Jeffers: As this was my feature debut, I was overcome with crushing self-doubt. In my bones, I was like, “I’m not going to be able to do this, I don’t have the tools.” I had a long sleepless night after reading the script analyzing Peter’s journey. I thought I was tripping and I have never done mushrooms, it felt like I was in this psychedelic trance where I was lying in bed and from the sky fell this wonderful, nuanced, complicated character that I had dreamed to play since college. So even though my self-doubt remained, a magnificent canvas opened in front of me. It was a risky character to portray for Peter is gay and I don’t identify as gay, so I started to process about how to paint this individual. I had to reinforce the idea that being an artist does not mean you have to be autobiographical and that I could do my best to honor Peter and his sexuality and his life with how I perceived the world.

How connected do you feel with outer space, the universe, with things we cannot see?

Hay: My character is in a deep search for meaning. Having had a long ballet career which consumed my entire life up until now, this idea of something bigger, finding meaning in already a very complicated universe came together in this character for me. I would also say, we definitely had a lot of favors from the universe during this shoot, considering that we were on a micro-budget from my experience. There were days we thought that we’d never get the shot, yet miraculously it happened in one take so we were very fortunate and lucky, it felt like a message from the universe to make this movie. There are two ways of looking at the universe. If you think about the unknown as something scary, you can live your life in fear, but if you just accept the fact that there is so much mystery, there’s a freedom in not knowing what’s actually out there.

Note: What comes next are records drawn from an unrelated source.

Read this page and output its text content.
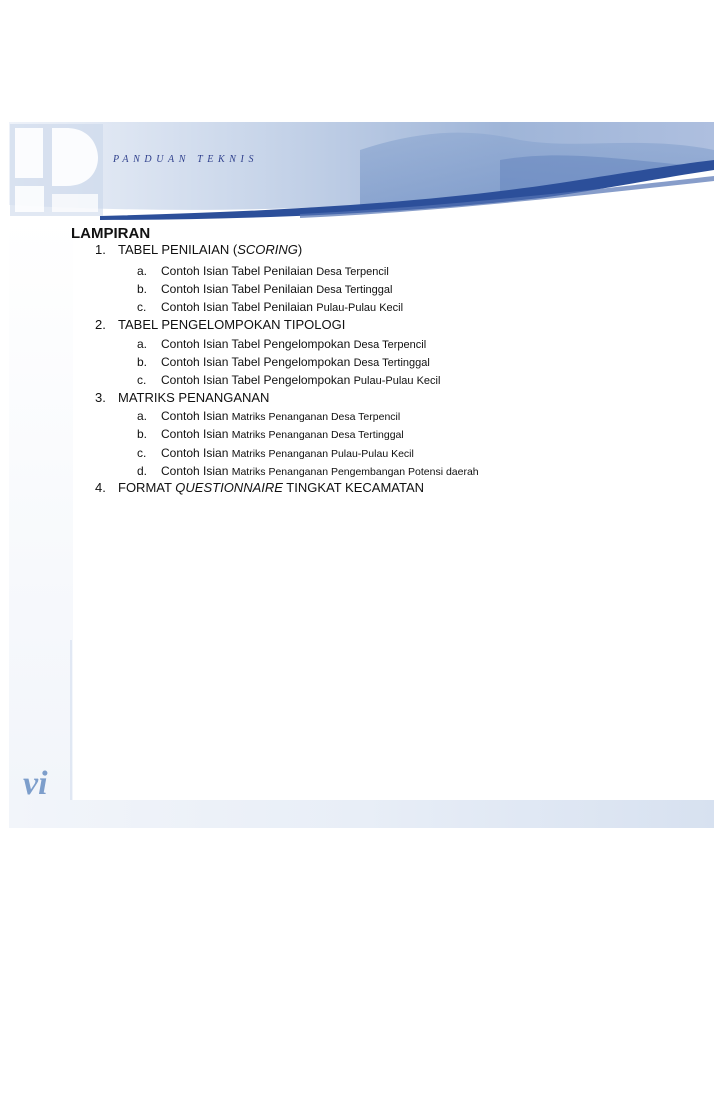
PANDUAN TEKNIS
vi
LAMPIRAN
1. TABEL PENILAIAN (SCORING)
a. Contoh Isian Tabel Penilaian Desa Terpencil
b. Contoh Isian Tabel Penilaian Desa Tertinggal
c. Contoh Isian Tabel Penilaian Pulau-Pulau Kecil
2. TABEL PENGELOMPOKAN TIPOLOGI
a. Contoh Isian Tabel Pengelompokan Desa Terpencil
b. Contoh Isian Tabel Pengelompokan Desa Tertinggal
c. Contoh Isian Tabel Pengelompokan Pulau-Pulau Kecil
3. MATRIKS PENANGANAN
a. Contoh Isian Matriks Penanganan Desa Terpencil
b. Contoh Isian Matriks Penanganan Desa Tertinggal
c. Contoh Isian Matriks Penanganan Pulau-Pulau Kecil
d. Contoh Isian Matriks Penanganan Pengembangan Potensi daerah
4. FORMAT QUESTIONNAIRE TINGKAT KECAMATAN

Jeffers: Look, I grew up in a kind of conservative bubble and so, my idea of God was actually very known to me. God was what Judaism believes God to be and I believed that for the longest time. Since my mom passed away in 2013, it’s kind of been a precipitous pulling back from adhering to mainstream religion in general. Without sounding too woo hoo, I do believe that there is something cosmic to how we live life, to the way we are. I don’t know if there’s someone or something out there but I’m trying to stick to the belief that if you put your best foot forward then your own unique chaos will find its way.